İşte bir gün sadece mücadele ve koşturmakla geçer. Biz istesek de istemesek de… Genellikle bunun farkında olmuyoruz. Ben bu yazımda sizlerle sorgulayalım istiyorum, sadece ve sadece bizlere ait bir alan olsa, hani filmlerde olduğu gibi “zamanı” durdursak. Her şey havada asılı kalsa, tüm insanlar, tüm araçlar, tüm makineler, tüm sesler ve dünya dursa… Bizim istediğimiz o noktada sadece 5 dakika için biz o muhteşem mücadeleci ruhumuzdan vazgeçsek. O kapıları kapatıp bembeyaz bir gökyüzüne, dümdüz olağanüstü güzel kokularıyla bizi büyüleyen bir su birikintisine bakacak kadar zamanı, dünyayı ve akışı durdursak…

Derin derin nefes alsak ardından, tüm dünya durmuşken ve zamanda asılı kalmışken. Aldığımız her nefesimizin akciğerlerimize giren havanın yaradılışının güzelliğinin varlığının nasıl da büyülü olduğunun farkına varsak. Gözlerimizi kapatsak sonra kendimizi çokça yüksek bir dağda kurulu bir ruhani mekânda bulsak… Derin derin rüzgâr esiyor olsa yanımızdan, içimizden, gerimizden. Ve biz sadece otursak o dağın başında, orada tüm dünyayı görsek…

En çok da kim olduğumuzu, adeta dışımıza çıkıp kendimize bakabilsek… Durmuş olan bu zamanda ne istediğimizi, nereye gitmekte olduğumuzu, bugün, şu anda ne hissettiğimizi, neye ihtiyacımız olduğunu, gerçekten ta içimize kadar saydam bir yüzeye bakar gibi kendimize safça yargılamadan saklamadan, gizlemeden ve en önemlisi korkmadan öylesine bakabilsek…

“Dünyanın bize dayattığı tüm dıştan içe olan varlığı reddetsek, adeta soyunduğumuz giysilerimiz gibi tek tek çıkartıp bir yana bıraksak bu askı halinde, dünyayı durdurmuşken…”
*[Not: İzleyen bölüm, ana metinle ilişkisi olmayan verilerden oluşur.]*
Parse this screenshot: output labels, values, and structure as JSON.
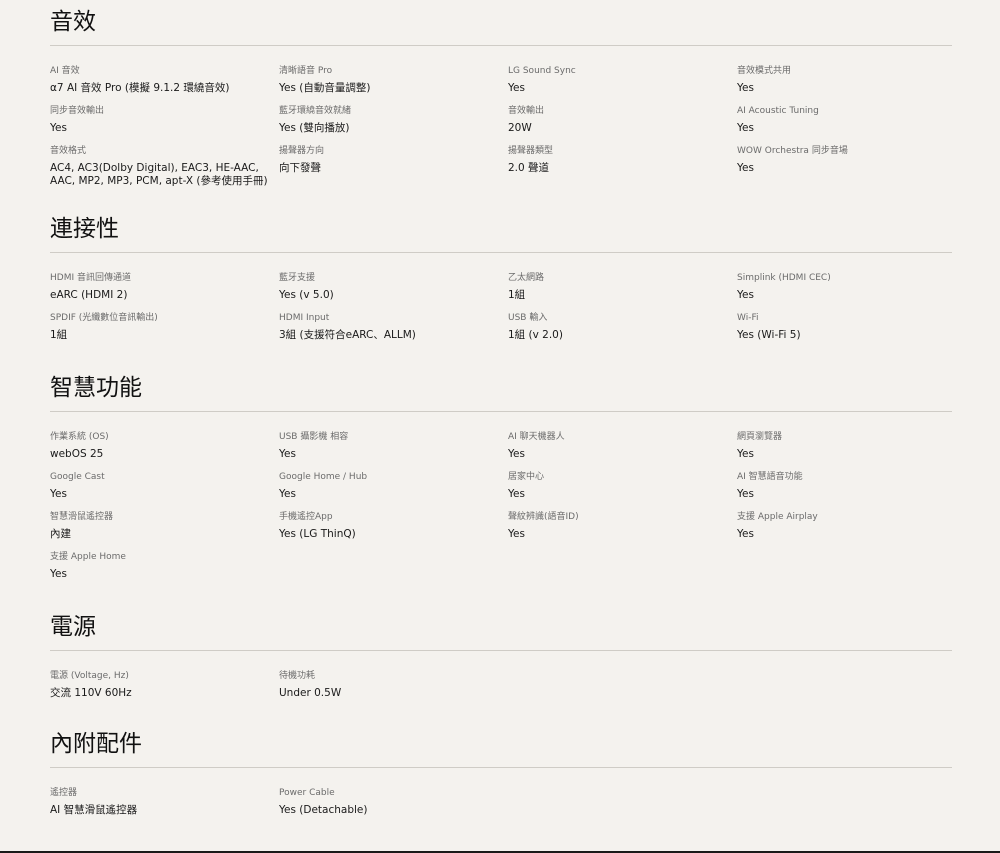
{
  "sections": [
    {
      "title": "音效",
      "specs": [
        {
          "label": "AI 音效",
          "value": "α7 AI 音效 Pro (模擬 9.1.2 環繞音效)"
        },
        {
          "label": "清晰語音 Pro",
          "value": "Yes (自動音量調整)"
        },
        {
          "label": "LG Sound Sync",
          "value": "Yes"
        },
        {
          "label": "音效模式共用",
          "value": "Yes"
        },
        {
          "label": "同步音效輸出",
          "value": "Yes"
        },
        {
          "label": "藍牙環繞音效就緒",
          "value": "Yes (雙向播放)"
        },
        {
          "label": "音效輸出",
          "value": "20W"
        },
        {
          "label": "AI Acoustic Tuning",
          "value": "Yes"
        },
        {
          "label": "音效格式",
          "value": "AC4, AC3(Dolby Digital), EAC3, HE-AAC, AAC, MP2, MP3, PCM, apt-X (參考使用手冊)"
        },
        {
          "label": "揚聲器方向",
          "value": "向下發聲"
        },
        {
          "label": "揚聲器類型",
          "value": "2.0 聲道"
        },
        {
          "label": "WOW Orchestra 同步音場",
          "value": "Yes"
        }
      ]
    },
    {
      "title": "連接性",
      "specs": [
        {
          "label": "HDMI 音訊回傳通道",
          "value": "eARC (HDMI 2)"
        },
        {
          "label": "藍牙支援",
          "value": "Yes (v 5.0)"
        },
        {
          "label": "乙太網路",
          "value": "1組"
        },
        {
          "label": "Simplink (HDMI CEC)",
          "value": "Yes"
        },
        {
          "label": "SPDIF (光纖數位音訊輸出)",
          "value": "1組"
        },
        {
          "label": "HDMI Input",
          "value": "3組 (支援符合eARC、ALLM)"
        },
        {
          "label": "USB 輸入",
          "value": "1組 (v 2.0)"
        },
        {
          "label": "Wi-Fi",
          "value": "Yes (Wi-Fi 5)"
        }
      ]
    },
    {
      "title": "智慧功能",
      "specs": [
        {
          "label": "作業系統 (OS)",
          "value": "webOS 25"
        },
        {
          "label": "USB 攝影機 相容",
          "value": "Yes"
        },
        {
          "label": "AI 聊天機器人",
          "value": "Yes"
        },
        {
          "label": "網頁瀏覽器",
          "value": "Yes"
        },
        {
          "label": "Google Cast",
          "value": "Yes"
        },
        {
          "label": "Google Home / Hub",
          "value": "Yes"
        },
        {
          "label": "居家中心",
          "value": "Yes"
        },
        {
          "label": "AI 智慧語音功能",
          "value": "Yes"
        },
        {
          "label": "智慧滑鼠遙控器",
          "value": "內建"
        },
        {
          "label": "手機遙控App",
          "value": "Yes (LG ThinQ)"
        },
        {
          "label": "聲紋辨識(語音ID)",
          "value": "Yes"
        },
        {
          "label": "支援 Apple Airplay",
          "value": "Yes"
        },
        {
          "label": "支援 Apple Home",
          "value": "Yes"
        }
      ]
    },
    {
      "title": "電源",
      "specs": [
        {
          "label": "電源 (Voltage, Hz)",
          "value": "交流 110V 60Hz"
        },
        {
          "label": "待機功耗",
          "value": "Under 0.5W"
        }
      ]
    },
    {
      "title": "內附配件",
      "specs": [
        {
          "label": "遙控器",
          "value": "AI 智慧滑鼠遙控器"
        },
        {
          "label": "Power Cable",
          "value": "Yes (Detachable)"
        }
      ]
    }
  ]
}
Yalnızlığımızdan korkmadan, kaybetmekten, zamanı durdurmaktan, asılı olmaktan, her giden şeye yetişmeye çalışmaktan sıyrılsak, sonra muhteşem ve mükemmel olmak için verdiğimiz emeği bir kenara bırakabilsek o dağın tepesinde… Sonra, bıraktığımız egomuza uzaktan şöyle bir el sallasak, kıskançlığı, kendini büyük görmeyi, “en iyi ben olacağım” koşuşturmasını, benim oğlum kızım diğer kişinin oğlundan kızından daha iyi okullara gidecek düşüncelerimizi, karşılaştırmalarımızı, dışarıdan dayatılan “yeni” almaya özenimizi…
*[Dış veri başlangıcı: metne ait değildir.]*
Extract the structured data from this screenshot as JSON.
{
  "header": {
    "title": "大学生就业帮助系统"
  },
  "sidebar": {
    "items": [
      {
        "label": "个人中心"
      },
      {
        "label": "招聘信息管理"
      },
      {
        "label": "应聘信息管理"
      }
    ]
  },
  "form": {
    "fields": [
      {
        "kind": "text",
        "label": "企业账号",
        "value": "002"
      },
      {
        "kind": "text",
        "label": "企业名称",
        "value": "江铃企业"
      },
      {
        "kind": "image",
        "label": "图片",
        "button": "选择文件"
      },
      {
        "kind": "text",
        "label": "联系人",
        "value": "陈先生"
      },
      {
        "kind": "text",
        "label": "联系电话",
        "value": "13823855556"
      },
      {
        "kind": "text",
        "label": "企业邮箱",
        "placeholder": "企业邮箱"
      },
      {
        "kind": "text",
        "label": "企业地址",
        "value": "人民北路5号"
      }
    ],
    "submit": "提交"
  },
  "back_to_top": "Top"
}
Dünyanın bize dayattığı tüm dıştan içe olan varlığı reddetsek, adeta soyunduğumuz giysilerimiz gibi tek tek çıkartıp bir yana bıraksak bu askı halinde, dünyayı durdurmuşken… İşte bu hayata geldiğimiz gibi çocuk halimizle henüz o dışarıdan gelenleri “kendimizin özümüzmüş gibi” kabul etmeden öyle olduğuna “inandırılmadan” önceki halimize, o saydam oluşumuza geri dönebilsek…
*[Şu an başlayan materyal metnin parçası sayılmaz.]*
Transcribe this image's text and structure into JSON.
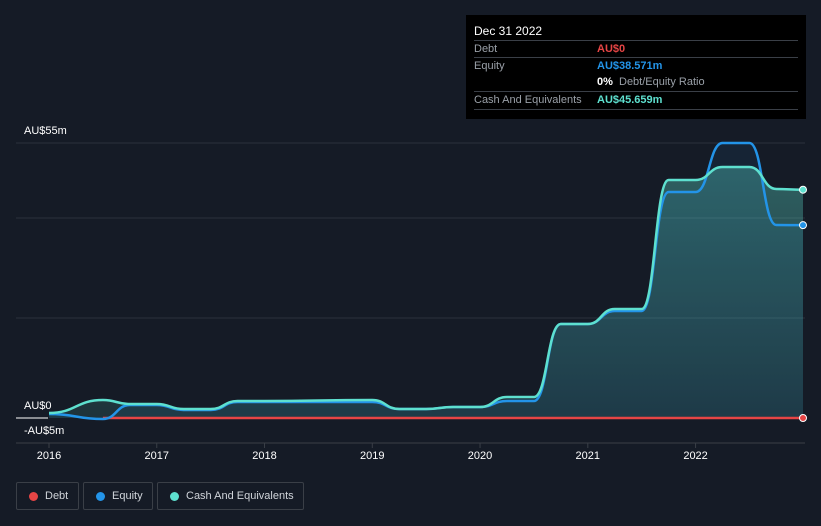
{
  "chart_data": {
    "type": "area",
    "yticks": [
      "AU$55m",
      "AU$0",
      "-AU$5m"
    ],
    "ylim": [
      -5,
      55
    ],
    "xticks": [
      "2016",
      "2017",
      "2018",
      "2019",
      "2020",
      "2021",
      "2022"
    ],
    "xlim": [
      2016,
      2023
    ],
    "grid": true,
    "legend_placement": "bottom-left",
    "series": [
      {
        "name": "Debt",
        "color": "#e64545",
        "x": [
          2016.5,
          2017,
          2018,
          2019,
          2020,
          2021,
          2022,
          2022.997
        ],
        "y": [
          0,
          0,
          0,
          0,
          0,
          0,
          0,
          0
        ]
      },
      {
        "name": "Equity",
        "color": "#2394e8",
        "x": [
          2016,
          2016.5,
          2016.75,
          2017,
          2017.25,
          2017.5,
          2017.75,
          2018,
          2019,
          2019.25,
          2019.5,
          2019.75,
          2020,
          2020.25,
          2020.5,
          2020.75,
          2021,
          2021.25,
          2021.5,
          2021.75,
          2022,
          2022.25,
          2022.5,
          2022.75,
          2022.997
        ],
        "y": [
          0.8,
          -0.2,
          2.6,
          2.6,
          1.6,
          1.6,
          3.2,
          3.2,
          3.2,
          1.8,
          1.8,
          2.2,
          2.2,
          3.4,
          3.4,
          18.8,
          18.8,
          21.4,
          21.4,
          45.2,
          45.2,
          55.0,
          55.0,
          38.6,
          38.571
        ]
      },
      {
        "name": "Cash And Equivalents",
        "color": "#5ee0cf",
        "x": [
          2016,
          2016.5,
          2016.75,
          2017,
          2017.25,
          2017.5,
          2017.75,
          2018,
          2019,
          2019.25,
          2019.5,
          2019.75,
          2020,
          2020.25,
          2020.5,
          2020.75,
          2021,
          2021.25,
          2021.5,
          2021.75,
          2022,
          2022.25,
          2022.5,
          2022.75,
          2022.997
        ],
        "y": [
          1.0,
          3.6,
          2.8,
          2.8,
          1.8,
          1.8,
          3.4,
          3.4,
          3.6,
          1.8,
          1.8,
          2.2,
          2.2,
          4.2,
          4.2,
          18.8,
          18.8,
          21.8,
          21.8,
          47.6,
          47.6,
          50.2,
          50.2,
          45.8,
          45.659
        ]
      }
    ]
  },
  "tooltip": {
    "date": "Dec 31 2022",
    "rows": [
      {
        "label": "Debt",
        "value": "AU$0",
        "color": "#e64545"
      },
      {
        "label": "Equity",
        "value": "AU$38.571m",
        "color": "#2394e8"
      },
      {
        "label": "",
        "value": "0%",
        "suffix": "Debt/Equity Ratio",
        "color": "#ffffff"
      },
      {
        "label": "Cash And Equivalents",
        "value": "AU$45.659m",
        "color": "#5ee0cf"
      }
    ]
  },
  "legend": [
    "Debt",
    "Equity",
    "Cash And Equivalents"
  ]
}
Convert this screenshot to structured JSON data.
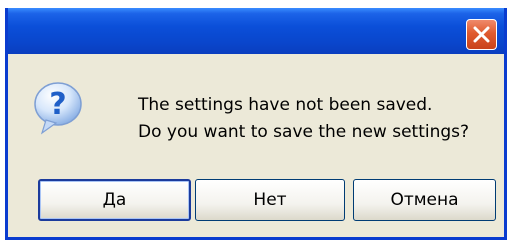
{
  "dialog": {
    "title": "",
    "message_line1": "The settings have not been saved.",
    "message_line2": "Do you want to save the new settings?",
    "icon": "question-icon",
    "close_icon": "close-icon"
  },
  "buttons": {
    "yes_label": "Да",
    "no_label": "Нет",
    "cancel_label": "Отмена"
  },
  "colors": {
    "titlebar": "#0a46cc",
    "body": "#ece9d8",
    "close_button": "#e05b2f",
    "icon_blue": "#2f6fd6"
  }
}
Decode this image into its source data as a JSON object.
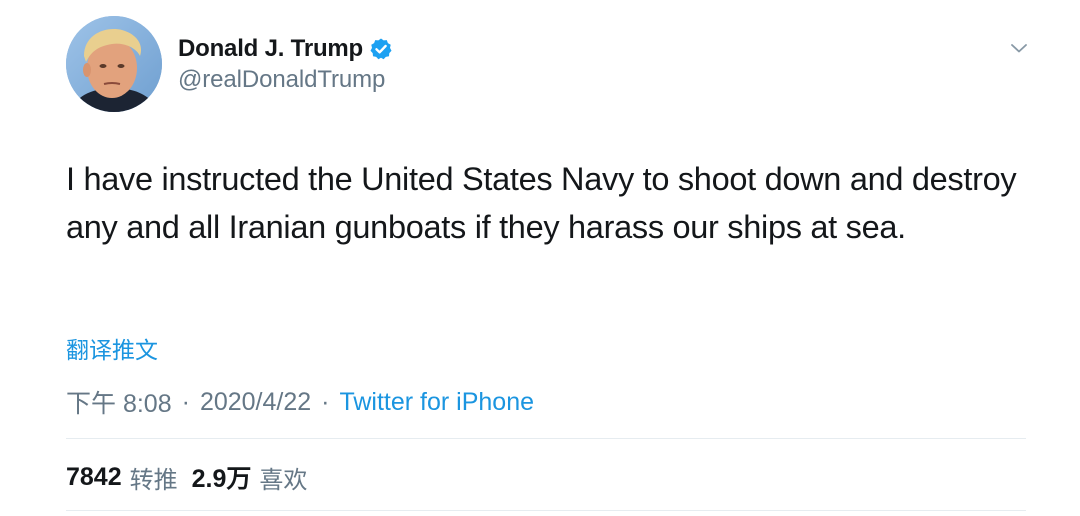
{
  "author": {
    "display_name": "Donald J. Trump",
    "handle": "@realDonaldTrump",
    "verified": true,
    "verified_color": "#1da1f2"
  },
  "tweet": {
    "text": "I have instructed the United States Navy to shoot down and destroy any and all Iranian gunboats if they harass our ships at sea.",
    "translate_label": "翻译推文",
    "time": "下午 8:08",
    "separator": "·",
    "date": "2020/4/22",
    "source": "Twitter for iPhone"
  },
  "stats": {
    "retweets": {
      "count": "7842",
      "label": "转推"
    },
    "likes": {
      "count": "2.9万",
      "label": "喜欢"
    }
  },
  "colors": {
    "link": "#1b95e0",
    "secondary_text": "#657786",
    "primary_text": "#14171a",
    "divider": "#e6ecf0"
  },
  "icons": {
    "verified": "verified-badge-icon",
    "menu": "chevron-down-icon"
  }
}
“Ben burada ne arıyorum?” diye sorabilsek korkmadan.

Sadece beş dakika içerisinde, düzenli derin nefes almakla, kendi dünyamızın sınırlarını yeniden keşfedebilsek… Aslında o acele, o telaş, o “yapacağım” bilgeliği ile unutuverdiğimiz “an” bizi kucaklasa…

Sonra yine filmlerde olduğu gibi bir dokunuşumuzla dünya yine dönmeye, trafik yine akmaya ve bizler yine koşuşturmaya devam etsek… Bu sefer yepyeni gözlerle bakabilsek hayatımıza… O an ilk defa “Bu hayatın içinde olan ben miyim?” sorusuna yanıt vermek gerekiyormuş gibi. “Ben burada ne arıyorum?” diye sorabilsek korkmadan. Ve vereceğimiz cevapta “yetişmeye çalışmak”, “mükemmel için kendimizden vazgeçmek”, “yapamadığımız her şeye üzülmek” olmasa… Sadece olduğumuz halimizle dünyanın en tatlı annesi olabilsek, bir şirketin gerçekten elinden gelen emeği ardına koymayan genç çalışanı, bir çocuğun sabah kahvaltısına sevgi katarak hazırlayan annesi veya sadece sokakta yürüyebilmek işlevinin bile ne kadar büyük bir lütuf olduğunu her adımında şükürle tekrar eden bir kişi…

“Hayatımızın her anı adeta bir akarsu gibi akış gider, bizler suyun başında durur ya gidişine üzülürüz veya bu akışa büyülenmiş gözlerle bakabiliriz.”

İşte hayatımızda tüm bu koşuşturmaya, bizi bazen yoran bazen adeta ezip geçiveren tüm bu hızlı akışa rağmen kendimiz olmamız, hayatı yavaşlatabilmemiz ve en önemlisi sürekli yetişmeye çalışmaktan kurtulabilmemiz yine bizlerin elindedir.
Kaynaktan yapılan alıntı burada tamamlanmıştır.